Loving your neighbor as yourself is much more profound than just being “nice.” It’s even more than being neighborly. "[This parable] demands that its hearers embrace opportunities to practice love for others in powerful ways and perhaps to learn from surprising sources how to do that.” That’s how we can proclaim what we know in a world that does not see that level of love very often. When a Christian sees a threat, we are called to respond with love, not with more threats. When a Christian sees violence, we are to offer the Prince of Peace, not escalating violence.
It’s kind of an unnatural response. It’s much easier for us to just pass by, focusing on what we know and ignoring what we see, like the priest and the Levite. We may see the half-dead man and pass by on the other side. We may even have good and prudent reasons for doing so. Maybe the robbers are still around waiting to ambush helpful passers-by. Maybe we’re running late for an appointment. Maybe we don’t want to get involved. Maybe we’re not in a position to help.
Jesus doesn’t condemn the priest and the Levite, although we do a lot of that in our own minds. He also doesn’t excuse their inaction. They’re simply a part of the familiar story.
But the love of the Samaritan seeks opportunities to be a a neighbor. That kind of love shows mercy even when it’s inconvenient, even when it’s dangerous. The Samaritan knows that the command to love our neighbor is ourselves is more than just being available. "Jesus's parable suggests that love seeks out neighbors to receive compassion and care, even when established boundaries or prejudices conspire against it.”
After all, if God waited to show compassion for us until we asked for it, we would never get there. If Jesus had waited to love us until we asked if he was available, he never would have gone to the cross or emptied the tomb. If the Holy Spirit had waited to empower us until we asked for it, the church would never have left Jerusalem.
This is a familiar story, one we’re better at telling than we are at living. At the beginning of this week, it was just a familiar parable. But we’re not at the beginning of this week any more. Another round of fear and violence has unfolded itself onto the pages of our newspapers. Now the Church has a chance to look at itself through this familiar story and see itself in the priest, the Levite, and the Samaritan.
“‘Which of these three, do you think, was a neighbor to the man who fell into the hands of robbers?’ He said, ‘The one who showed him mercy.’”
To the extent that we have the faith to be the Samaritan, to be swept along the dangerous road from Jericho to Jerusalem, to show mercy at every opportunity, God will use us. To the extent that we can “God and do likewise,” we will be a conduit of God’s grace in a world that needs to see love at work in the world.
Christians begin our week in worship. We start each week showing that we love the LORD our God with all our heart, soul, strength, and mind. Perhaps this week, we will live the familiar story even as we tell it. Perhaps we’ll find the faith to love our neighbor as ourselves. Perhaps we’ll look for neighbors in unexpected places, and then we can begin to reflect the light of Christ which the darkness cannot extinguish.

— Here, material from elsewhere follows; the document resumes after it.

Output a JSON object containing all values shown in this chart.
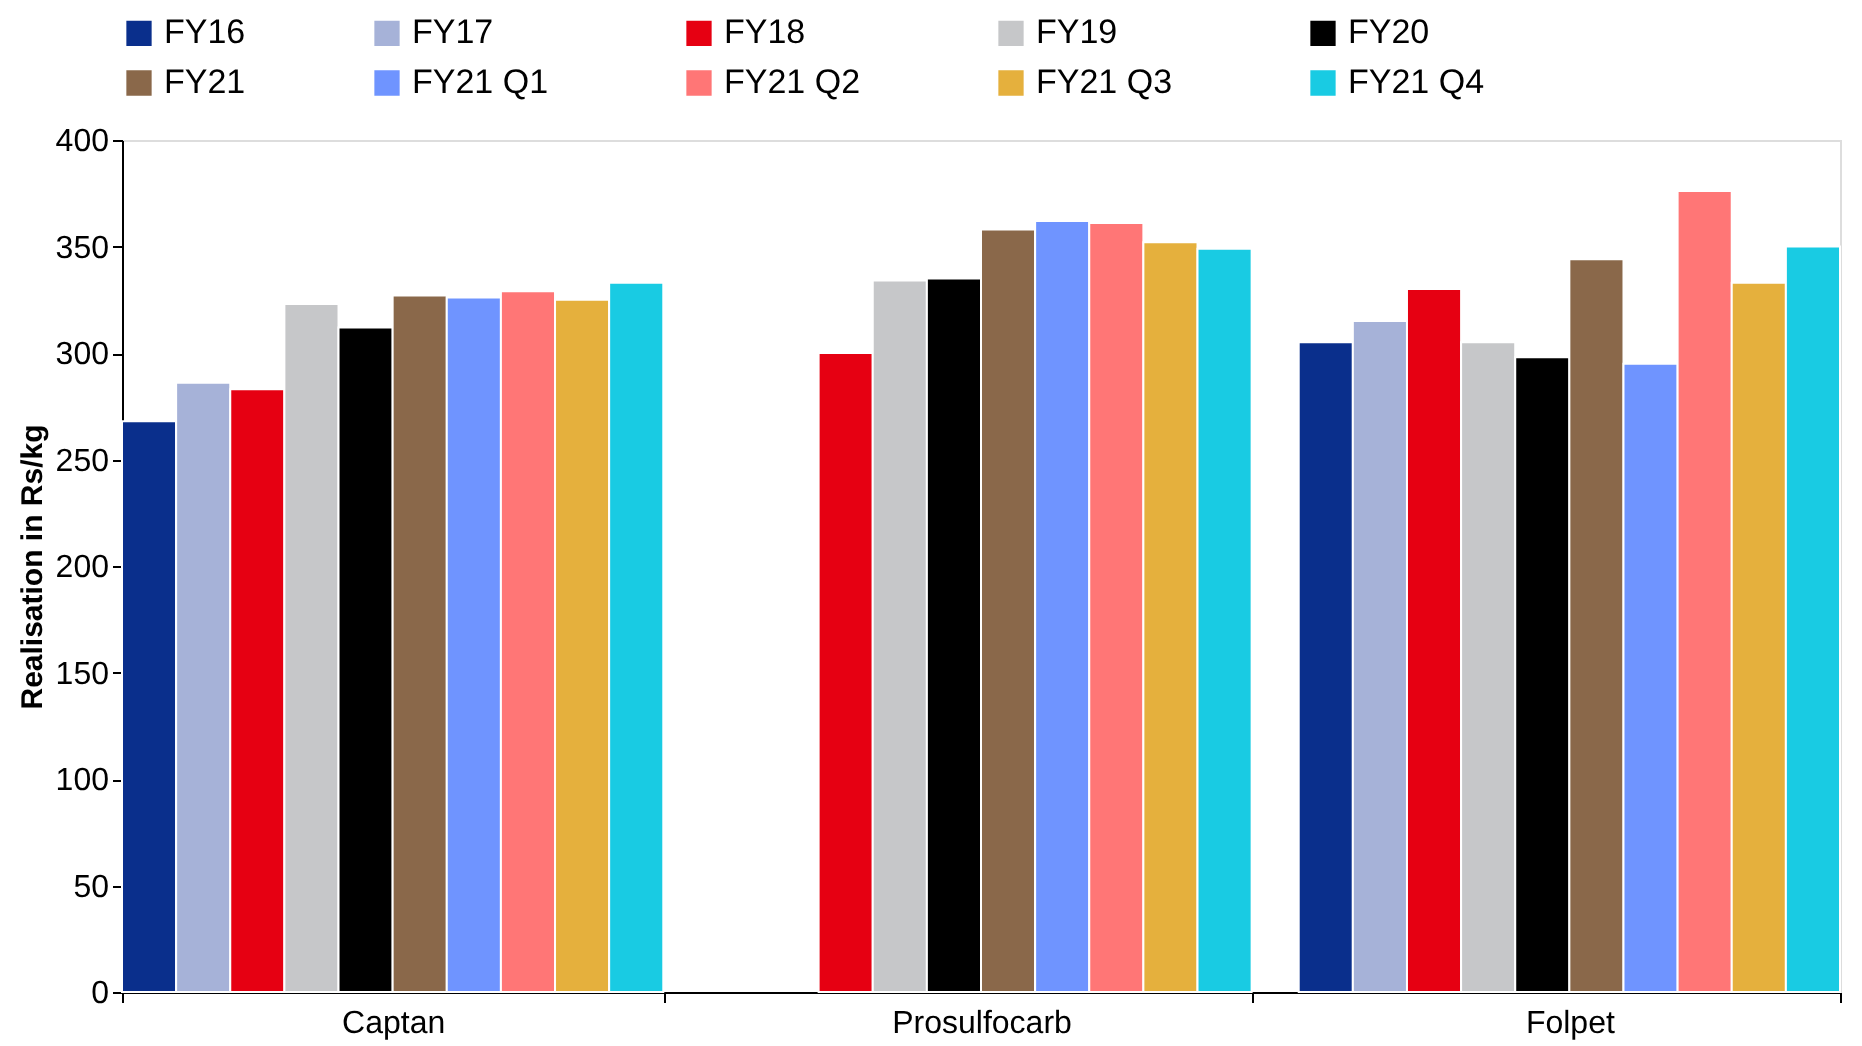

We are at the beginning of another week. Who knows where we will end up as this week comes to a close. There will be more bad news. We will see more fear and violence on our screens and in our papers. We will see, in many different ways, “the man who fell into the hands of robbers.”
This week, we will give up the idol of justifying ourselves, of always being right, and be “The one[s] who showed him mercy.” This is our familiar story, and Jesus has also told us to “Go and do likewise.”